The geographical snapshot of CVD shows one in four people living outside capital cities are suffering from the disease compared to one in five in metropolitan areas.
In Perth’s southeast, the prevalence of CVD is considered low at 16.5 per cent, while Mandurah has a high prevalence, with 27.5 per cent of its population suffering from the disease.
Heart Foundation national chief executive Mary Barry said there were several reasons for the disparities.
‘We know people living in regional areas have a greater risk of heart disease because they are more likely to be physically inactive, daily smokers and overweight or obese, than those living in major cities,’ Ms Barry said.
‘Country people are also often disadvantaged by difficulty in accessing medical services “getting a heart health check and managing CVD once you have it is more difficult.’
Western Australia has the biggest gap in the prevalence of CVD between the city and the bush, being one in six and one in four respectively.
Prevalence of cardiovascular disease in Perth’s southeast:
– High cholesterol: medium at 31.1 per cent
– Hypertension: medium at 29.8 per cent
– Obesity: medium at 27.4 per cent
– Physical inactivity: High at 66.4 per cent
– Smoking: High at 21.3 per cent
BENTLEY Health Service has set up specialised programs providing preventative and rehabilitation services for people at risk or suffering from cardiovascular disease (CVD).

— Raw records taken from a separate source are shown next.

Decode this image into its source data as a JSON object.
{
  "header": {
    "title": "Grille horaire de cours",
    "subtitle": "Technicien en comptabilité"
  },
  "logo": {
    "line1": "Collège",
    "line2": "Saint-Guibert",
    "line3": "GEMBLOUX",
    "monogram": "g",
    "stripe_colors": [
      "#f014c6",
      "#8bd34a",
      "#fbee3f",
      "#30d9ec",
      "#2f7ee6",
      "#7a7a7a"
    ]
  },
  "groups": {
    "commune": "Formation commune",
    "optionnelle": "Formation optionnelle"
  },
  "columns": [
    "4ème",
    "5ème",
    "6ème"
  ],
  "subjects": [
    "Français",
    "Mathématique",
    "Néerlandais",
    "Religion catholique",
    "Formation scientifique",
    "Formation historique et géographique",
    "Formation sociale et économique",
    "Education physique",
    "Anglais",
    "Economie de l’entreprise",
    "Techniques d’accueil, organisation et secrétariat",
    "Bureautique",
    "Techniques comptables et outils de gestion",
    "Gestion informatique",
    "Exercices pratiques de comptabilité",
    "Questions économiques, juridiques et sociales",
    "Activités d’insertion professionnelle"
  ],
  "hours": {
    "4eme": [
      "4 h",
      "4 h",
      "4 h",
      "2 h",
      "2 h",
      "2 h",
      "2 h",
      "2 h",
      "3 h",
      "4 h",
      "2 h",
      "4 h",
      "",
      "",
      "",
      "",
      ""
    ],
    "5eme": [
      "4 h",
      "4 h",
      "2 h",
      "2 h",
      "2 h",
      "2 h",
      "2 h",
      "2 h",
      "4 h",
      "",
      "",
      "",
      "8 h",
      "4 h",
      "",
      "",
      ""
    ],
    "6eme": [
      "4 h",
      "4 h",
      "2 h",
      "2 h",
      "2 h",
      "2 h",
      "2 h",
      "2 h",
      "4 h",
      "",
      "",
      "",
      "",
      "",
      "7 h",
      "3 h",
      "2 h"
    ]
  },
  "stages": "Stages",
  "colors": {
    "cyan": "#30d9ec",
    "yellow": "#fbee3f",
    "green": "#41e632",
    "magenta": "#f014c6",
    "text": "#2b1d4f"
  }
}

Consultant physician Christopher Etherton-Beer said this included a specialised stroke rehabilitation program.
‘This allows stroke survivors to receive specialised neuro-therapy and care from highly trained doctors, nurses, social workers and allied health professionals including physiotherapists, occupational therapists, speech pathologists and dieticians,’ he said.

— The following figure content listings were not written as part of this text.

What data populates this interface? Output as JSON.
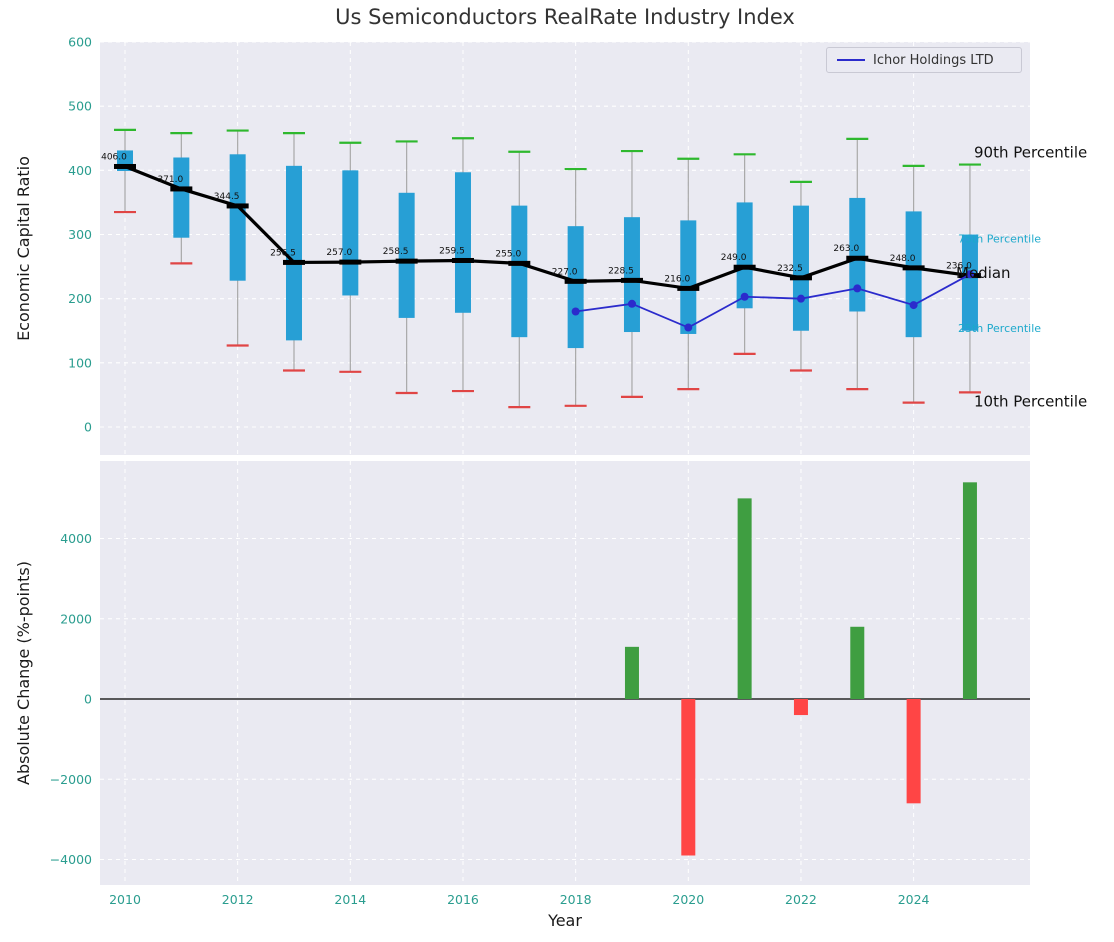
{
  "title": "Us Semiconductors RealRate Industry Index",
  "legend": {
    "label": "Ichor Holdings LTD"
  },
  "colors": {
    "panel_bg": "#eaeaf2",
    "grid": "#ffffff",
    "tick": "#2a9d8f",
    "box": "#279fd5",
    "whisker": "#a8a8a8",
    "cap_high": "#2eb82e",
    "cap_low": "#e04545",
    "median": "#000000",
    "ichor": "#2b2bcc",
    "bar_pos": "#3f9e41",
    "bar_neg": "#ff4545",
    "annotation_cyan": "#1da9cc",
    "annotation_black": "#111111",
    "title": "#333333"
  },
  "chart_data": [
    {
      "type": "boxplot",
      "ylabel": "Economic Capital Ratio",
      "ylim": [
        0,
        600
      ],
      "yticks": [
        0,
        100,
        200,
        300,
        400,
        500,
        600
      ],
      "years": [
        2010,
        2011,
        2012,
        2013,
        2014,
        2015,
        2016,
        2017,
        2018,
        2019,
        2020,
        2021,
        2022,
        2023,
        2024,
        2025
      ],
      "median": [
        406.0,
        371.0,
        344.5,
        256.5,
        257.0,
        258.5,
        259.5,
        255.0,
        227.0,
        228.5,
        216.0,
        249.0,
        232.5,
        263.0,
        248.0,
        236.0
      ],
      "p75": [
        431,
        420,
        425,
        407,
        400,
        365,
        397,
        345,
        313,
        327,
        322,
        350,
        345,
        357,
        336,
        300
      ],
      "p25": [
        399,
        295,
        228,
        135,
        205,
        170,
        178,
        140,
        123,
        148,
        145,
        185,
        150,
        180,
        140,
        150
      ],
      "p90": [
        463,
        458,
        462,
        458,
        443,
        445,
        450,
        429,
        402,
        430,
        418,
        425,
        382,
        449,
        407,
        409
      ],
      "p10": [
        335,
        255,
        127,
        88,
        86,
        53,
        56,
        31,
        33,
        47,
        59,
        114,
        88,
        59,
        38,
        54
      ],
      "series": [
        {
          "name": "Ichor Holdings LTD",
          "years": [
            2018,
            2019,
            2020,
            2021,
            2022,
            2023,
            2024,
            2025
          ],
          "values": [
            180,
            192,
            155,
            203,
            200,
            216,
            190,
            238
          ]
        }
      ],
      "annotations": [
        {
          "text": "90th Percentile",
          "value": 428,
          "x": 974,
          "small": false
        },
        {
          "text": "75th Percentile",
          "value": 295,
          "x": 958,
          "small": true
        },
        {
          "text": "Median",
          "value": 240,
          "x": 956,
          "small": false
        },
        {
          "text": "25th Percentile",
          "value": 156,
          "x": 958,
          "small": true
        },
        {
          "text": "10th Percentile",
          "value": 40,
          "x": 974,
          "small": false
        }
      ]
    },
    {
      "type": "bar",
      "ylabel": "Absolute Change (%-points)",
      "xlabel": "Year",
      "yticks": [
        -4000,
        -2000,
        0,
        2000,
        4000
      ],
      "xticks": [
        2010,
        2012,
        2014,
        2016,
        2018,
        2020,
        2022,
        2024
      ],
      "years": [
        2019,
        2020,
        2021,
        2022,
        2023,
        2024,
        2025
      ],
      "values": [
        1300,
        -3900,
        5000,
        -400,
        1800,
        -2600,
        5400
      ]
    }
  ]
}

‘Many of the programs also focus on the wellbeing of people living with vascular diseases such as heart disease and stroke.’

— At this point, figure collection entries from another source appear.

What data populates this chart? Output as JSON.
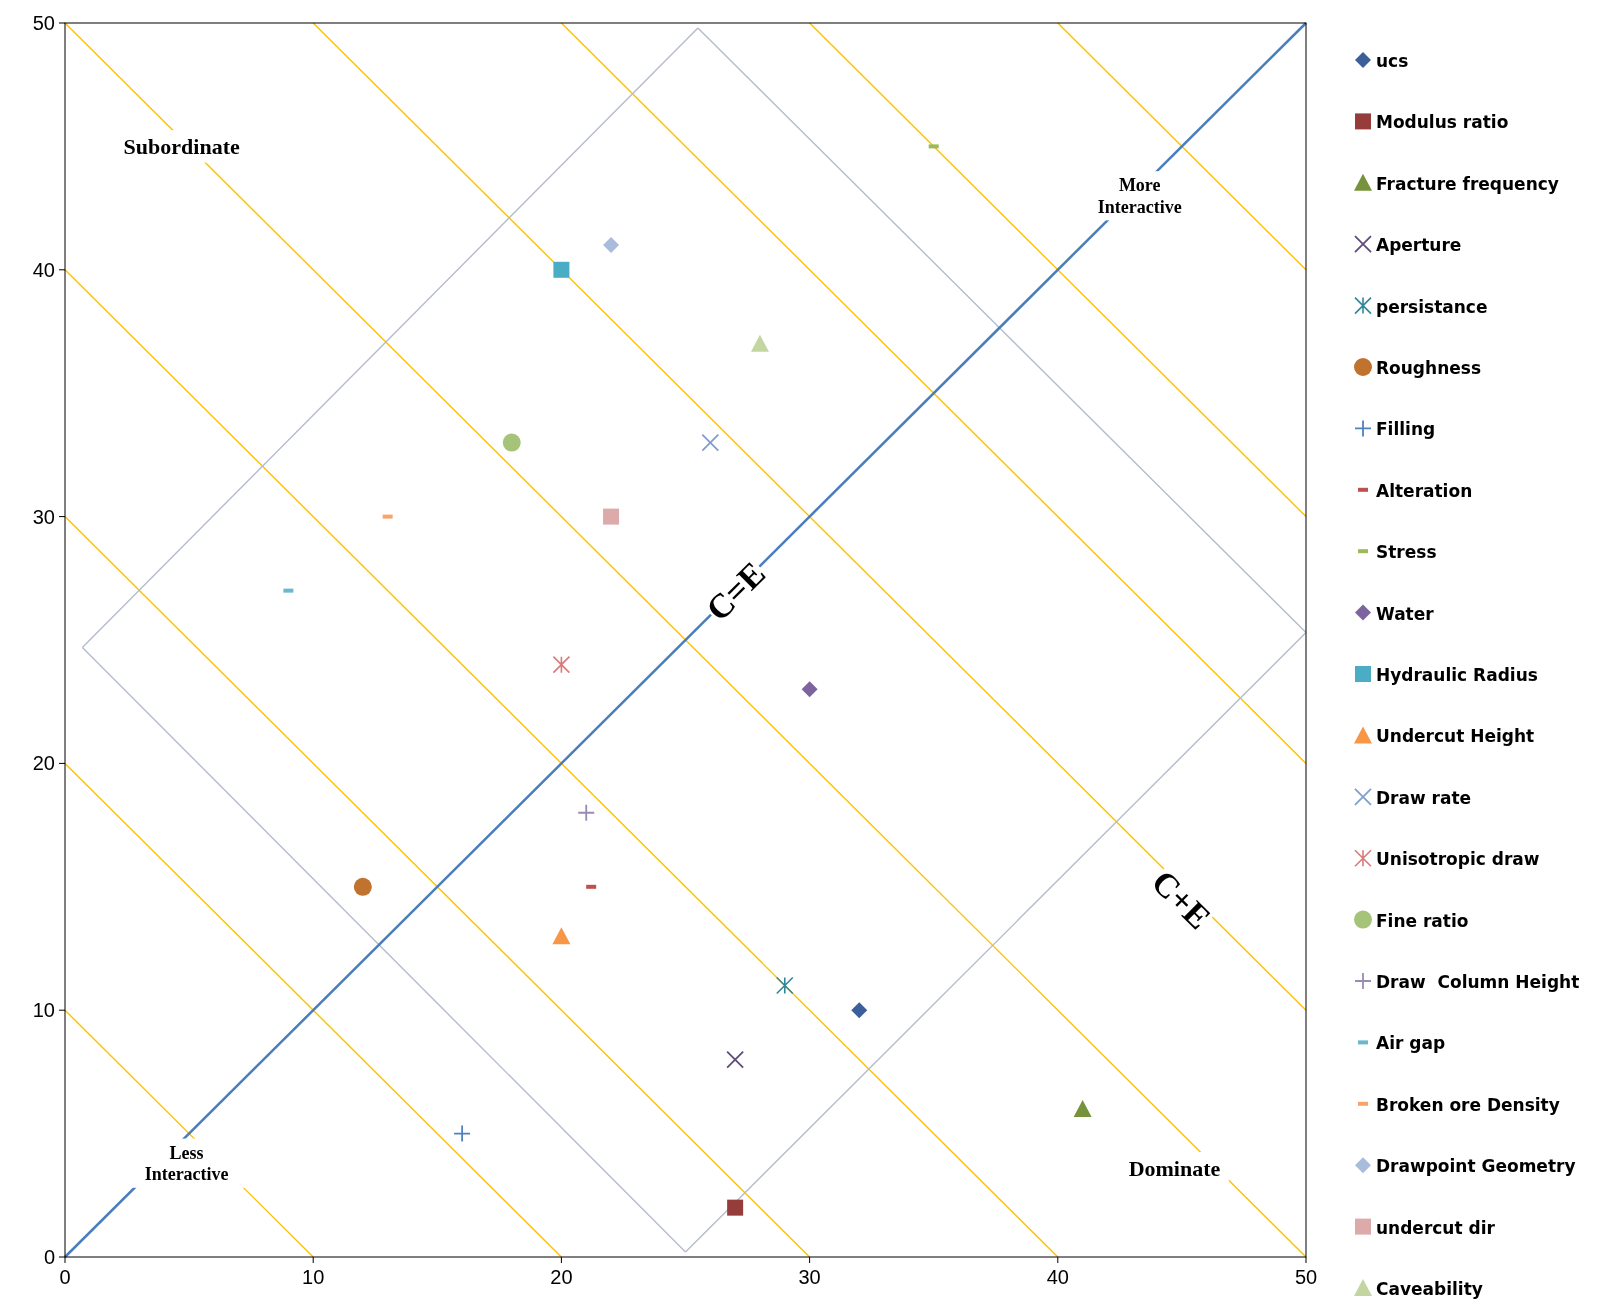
{
  "chart_data": {
    "type": "scatter",
    "xlim": [
      0,
      50
    ],
    "ylim": [
      0,
      50
    ],
    "xticks": [
      0,
      10,
      20,
      30,
      40,
      50
    ],
    "yticks": [
      0,
      10,
      20,
      30,
      40,
      50
    ],
    "grid": false,
    "legend": "right",
    "series": [
      {
        "type": "line",
        "color": "#ffc000",
        "x": [
          0,
          10
        ],
        "values": [
          10,
          0
        ]
      },
      {
        "type": "line",
        "color": "#ffc000",
        "x": [
          0,
          20
        ],
        "values": [
          20,
          0
        ]
      },
      {
        "type": "line",
        "color": "#ffc000",
        "x": [
          0,
          30
        ],
        "values": [
          30,
          0
        ]
      },
      {
        "type": "line",
        "color": "#ffc000",
        "x": [
          0,
          40
        ],
        "values": [
          40,
          0
        ]
      },
      {
        "type": "line",
        "color": "#ffc000",
        "x": [
          0,
          50
        ],
        "values": [
          50,
          0
        ]
      },
      {
        "type": "line",
        "color": "#ffc000",
        "x": [
          10,
          50
        ],
        "values": [
          50,
          10
        ]
      },
      {
        "type": "line",
        "color": "#ffc000",
        "x": [
          20,
          50
        ],
        "values": [
          50,
          20
        ]
      },
      {
        "type": "line",
        "color": "#ffc000",
        "x": [
          30,
          50
        ],
        "values": [
          50,
          30
        ]
      },
      {
        "type": "line",
        "color": "#ffc000",
        "x": [
          40,
          50
        ],
        "values": [
          50,
          40
        ]
      },
      {
        "type": "line",
        "color": "#b4bccc",
        "x": [
          0.7,
          25.5
        ],
        "values": [
          24.7,
          49.8
        ]
      },
      {
        "type": "line",
        "color": "#b4bccc",
        "x": [
          25.5,
          50
        ],
        "values": [
          49.8,
          25.3
        ]
      },
      {
        "type": "line",
        "color": "#b4bccc",
        "x": [
          50,
          25
        ],
        "values": [
          25.3,
          0.2
        ]
      },
      {
        "type": "line",
        "color": "#b4bccc",
        "x": [
          25,
          0.7
        ],
        "values": [
          0.2,
          24.7
        ]
      },
      {
        "type": "line",
        "color": "#4a7ebb",
        "x": [
          0,
          50
        ],
        "values": [
          0,
          50
        ]
      },
      {
        "name": "ucs",
        "color": "#3c5e99",
        "marker": "diamond",
        "x": [
          32
        ],
        "values": [
          10
        ]
      },
      {
        "name": "Modulus ratio",
        "color": "#963c3a",
        "marker": "square",
        "x": [
          27
        ],
        "values": [
          2
        ]
      },
      {
        "name": "Fracture frequency",
        "color": "#77923c",
        "marker": "triangle",
        "x": [
          41
        ],
        "values": [
          6
        ]
      },
      {
        "name": "Aperture",
        "color": "#5f4b7c",
        "marker": "x",
        "x": [
          27
        ],
        "values": [
          8
        ]
      },
      {
        "name": "persistance",
        "color": "#31869b",
        "marker": "cross",
        "x": [
          29
        ],
        "values": [
          11
        ]
      },
      {
        "name": "Roughness",
        "color": "#c0722f",
        "marker": "circle",
        "x": [
          12
        ],
        "values": [
          15
        ]
      },
      {
        "name": "Filling",
        "color": "#4f81bd",
        "marker": "plus",
        "x": [
          16
        ],
        "values": [
          5
        ]
      },
      {
        "name": "Alteration",
        "color": "#c0504d",
        "x": [
          21.2
        ],
        "values": [
          15
        ]
      },
      {
        "name": "Stress",
        "color": "#9bbb59",
        "x": [
          35
        ],
        "values": [
          45
        ]
      },
      {
        "name": "Water",
        "color": "#7e649e",
        "marker": "diamond",
        "x": [
          30
        ],
        "values": [
          23
        ]
      },
      {
        "name": "Hydraulic Radius",
        "color": "#4bacc6",
        "marker": "square",
        "x": [
          20
        ],
        "values": [
          40
        ]
      },
      {
        "name": "Undercut Height",
        "color": "#f79646",
        "marker": "triangle",
        "x": [
          20
        ],
        "values": [
          13
        ]
      },
      {
        "name": "Draw rate",
        "color": "#7f9fd0",
        "marker": "x",
        "x": [
          26
        ],
        "values": [
          33
        ]
      },
      {
        "name": "Unisotropic draw",
        "color": "#d9797a",
        "marker": "cross",
        "x": [
          20
        ],
        "values": [
          24
        ]
      },
      {
        "name": "Fine ratio",
        "color": "#a6c37a",
        "marker": "circle",
        "x": [
          18
        ],
        "values": [
          33
        ]
      },
      {
        "name": "Draw  Column Height",
        "color": "#9a8bb4",
        "marker": "plus",
        "x": [
          21
        ],
        "values": [
          18
        ]
      },
      {
        "name": "Air gap",
        "color": "#6cb7d0",
        "x": [
          9
        ],
        "values": [
          27
        ]
      },
      {
        "name": "Broken ore Density",
        "color": "#f9a36b",
        "x": [
          13
        ],
        "values": [
          30
        ]
      },
      {
        "name": "Drawpoint Geometry",
        "color": "#a9bcdc",
        "marker": "diamond",
        "x": [
          22
        ],
        "values": [
          41
        ]
      },
      {
        "name": "undercut dir",
        "color": "#ddaaaa",
        "marker": "square",
        "x": [
          22
        ],
        "values": [
          30
        ]
      },
      {
        "name": "Caveability",
        "color": "#c3d6a2",
        "marker": "triangle",
        "x": [
          28
        ],
        "values": [
          37
        ]
      }
    ],
    "annotations": [
      "Subordinate",
      "More Interactive",
      "Less Interactive",
      "Dominate",
      {
        "text": "C=E",
        "x": 27,
        "y": 27
      },
      "C+E"
    ]
  }
}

Professor Etherton-Beer said heart disease or stroke were preventable and encouraged locals to make positive lifestyle choices.’While we can’t change our genetic make-up or age there is compelling evidence that stopping smoking, controlling diabetes, managing high blood pressure and treating high blood cholesterol reduce the risk of vascular events including heart disease and stroke,’ he said.
Mr Etherton-Beer said although there were common heart attack symptoms, there were exceptions.
‘Many people are aware of the textbook or typical description of a heart attack such as severe crushing central chest pain, radiating to the arm and jaw,’ he said.
‘Angina, caused by poor heart blood supply is also typically associated with dull central chest discomfort that may radiate to the arm or jaw.
‘It’s important to remember that many people suffer heart disease without these typical symptoms.’
Stroke advice from consultant physician Christopher Etherton-Beer:
Check for the signs of stroke F.A.S.T.
The F.A.S.T. test is an easy way to remember the most common signs of stroke – face, arm, speech, time.
Check their face. Has their mouth drooped? Can they lift both arms? Is their speech slurred? Do they understand you?
Time is critical. If you see any of these signs call 000.